The transaction follows Dublin-based XL Group P.L.C.'s Jan. 9 proposed acquisition of Bermuda-based Catlin Group Ltd. in a $4.1 billion deal and Bermuda-based RenaissanceRe Holdings Ltd.'s Nov. 24, 2014, acquisition of Bermuda-based Platinum underwriters Holdings Ltd. in a $1.9 billion deal.

“I think it is absolutely a trend and I think, ultimately, it's all driven by the same factors,” said Cliff Gallant, San Francisco-based analyst at Nomura Securities Co. Ltd. “There is a lot of pressure in reinsurance; prices are coming down and the product is changing. I expect that the wave is building and that we'll definitely see more M&A activity.”

Meyer Shields, managing director at Keefe, Bruyette & Woods Inc. in Baltimore, said: “This is a trend, it is accelerating and I don't think we're anywhere near done with this sort of announcement.”

“After a relative calm of several years, it seems the floodgates have opened for consolidation in Bermuda,” Amit Kumar, New York-based vice president and senior analyst of insurance at Macquarie Capital (USA) Inc., wrote in an analyst note that also cited the RenRe/Platinum and XL/Catlin deals.

Axis Capital CEO Albert Benchimol, who will head the combined entity, said in an interview: “I feel very confident that with the increased scale of the organization, strong profitability and cash flow, and capital efficiencies, we will have significantly enhanced resources to support the growth of additional specialty insurance business, either organically or at some point if it made sense through acquisition.”

Following last week's announcement, Standard & Poor's Corp. put Axis on its credit watch negative list as it seeks answers to questions, said Taoufik Gharib, New York-based director of financial services ratings for North American insurance.

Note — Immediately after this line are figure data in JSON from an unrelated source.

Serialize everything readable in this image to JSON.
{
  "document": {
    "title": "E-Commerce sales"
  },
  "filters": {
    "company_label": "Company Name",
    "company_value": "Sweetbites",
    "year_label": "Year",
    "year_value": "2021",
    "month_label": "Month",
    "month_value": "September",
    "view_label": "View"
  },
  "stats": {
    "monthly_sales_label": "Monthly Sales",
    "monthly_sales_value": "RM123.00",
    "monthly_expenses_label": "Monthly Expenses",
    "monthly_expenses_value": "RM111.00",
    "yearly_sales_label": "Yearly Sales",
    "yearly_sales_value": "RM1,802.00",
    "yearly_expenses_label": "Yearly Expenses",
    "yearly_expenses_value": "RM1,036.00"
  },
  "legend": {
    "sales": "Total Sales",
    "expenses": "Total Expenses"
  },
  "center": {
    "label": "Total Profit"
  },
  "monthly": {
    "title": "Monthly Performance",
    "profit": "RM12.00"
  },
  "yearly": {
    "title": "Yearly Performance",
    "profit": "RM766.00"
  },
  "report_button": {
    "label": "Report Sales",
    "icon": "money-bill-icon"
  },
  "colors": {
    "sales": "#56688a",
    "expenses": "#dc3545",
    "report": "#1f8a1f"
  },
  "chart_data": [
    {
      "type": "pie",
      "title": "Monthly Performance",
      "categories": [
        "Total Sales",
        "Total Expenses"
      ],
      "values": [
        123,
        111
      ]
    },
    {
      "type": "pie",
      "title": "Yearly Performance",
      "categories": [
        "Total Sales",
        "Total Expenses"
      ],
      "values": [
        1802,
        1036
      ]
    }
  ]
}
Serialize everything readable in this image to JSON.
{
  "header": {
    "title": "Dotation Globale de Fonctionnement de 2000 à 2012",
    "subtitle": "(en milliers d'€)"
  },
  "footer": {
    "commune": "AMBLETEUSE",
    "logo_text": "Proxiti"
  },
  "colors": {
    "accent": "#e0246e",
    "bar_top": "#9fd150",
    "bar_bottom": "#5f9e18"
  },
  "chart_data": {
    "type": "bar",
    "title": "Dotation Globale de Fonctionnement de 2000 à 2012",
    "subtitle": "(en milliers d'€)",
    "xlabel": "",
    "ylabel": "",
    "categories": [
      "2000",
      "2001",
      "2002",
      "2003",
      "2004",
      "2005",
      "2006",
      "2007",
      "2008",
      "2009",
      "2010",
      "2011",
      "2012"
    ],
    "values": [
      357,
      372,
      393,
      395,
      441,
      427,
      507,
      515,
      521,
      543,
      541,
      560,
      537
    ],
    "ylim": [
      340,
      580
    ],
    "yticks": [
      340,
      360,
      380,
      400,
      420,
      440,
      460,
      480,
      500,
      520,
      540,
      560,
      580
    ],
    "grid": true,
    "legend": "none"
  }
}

The rating agency will meet with company management over the next 90 days and either affirms Axis' A+ stable ratings or put it on negative outlook, he said. Issues include how the combined entity will manage capital, its property catastrophe exposures, overlapping business, and how the enterprise risk management programs will be integrated and define risk tolerances, he said.

He agreed, however, there will be more reinsurer combinations.

“We'll see further consolidation, especially among the smaller companies, which need to compete to remain relevant in the market. They will be under pressure to take action,” Mr. Gharib said.

As for concerns that the deal increases Axis' exposure to reinsurance, Mr. Benchimol was not worried.

“To go from having approximately 50% of our business in a top 20 property/casualty reinsurer to having 62% of our business as the No. 5 reinsurer and leading broker reinsurer, that's a trade I'll do every day,” Mr. Benchimol said.

“It became increasingly clear to us — strategically — that what we wanted to achieve was more scale and size in the reinsurance operation” as well as build a primary insurance capability, David Zweiner, interim CEO of PartnerRe, said in an interview.

The reinsurance brokerage community also sees further consolidation.

“The conditions are all there; it's just a matter of getting the personalities to agree,” said David Flandro, New York-based global head of strategic advisory at JLT Towers Re, the reinsurance unit of Jardine Lloyd Thompson Group P.L.C.

“One could argue this decreases competition, but the reverse is also a possibility,” said Phil Campbell, Edina, Minnesota-based executive vice president of BMS Intermediaries Inc. “These larger reinsurers need to write volume and need bigger lines to get it, so they might be more aggressive in pricing and providing broader coverage just to get a line on the contract.”

Mr. Shields has an opposite view. “If I'm a reinsurance broker, the fact that I have fewer companies to go to is going to be tough,” he said. “Every time we see one of these deals, the top 20 becomes more exclusive” and controls a larger portion of premium volume.

The Axis-PartnerRe deal is expected to produce at least $200 million in annual pretax cost savings and efficiencies in the first 18 months of operations, the companies said.

Mr. Benchimol, who joined Axis in 2012 from PartnerRe, said that includes using PartnerRe's existing offices in Miami and Hong Kong.

He also said the companies' combined accident and health activities will yield an operation in excess of $600 million annually, making it one of the top players in the U.S health market.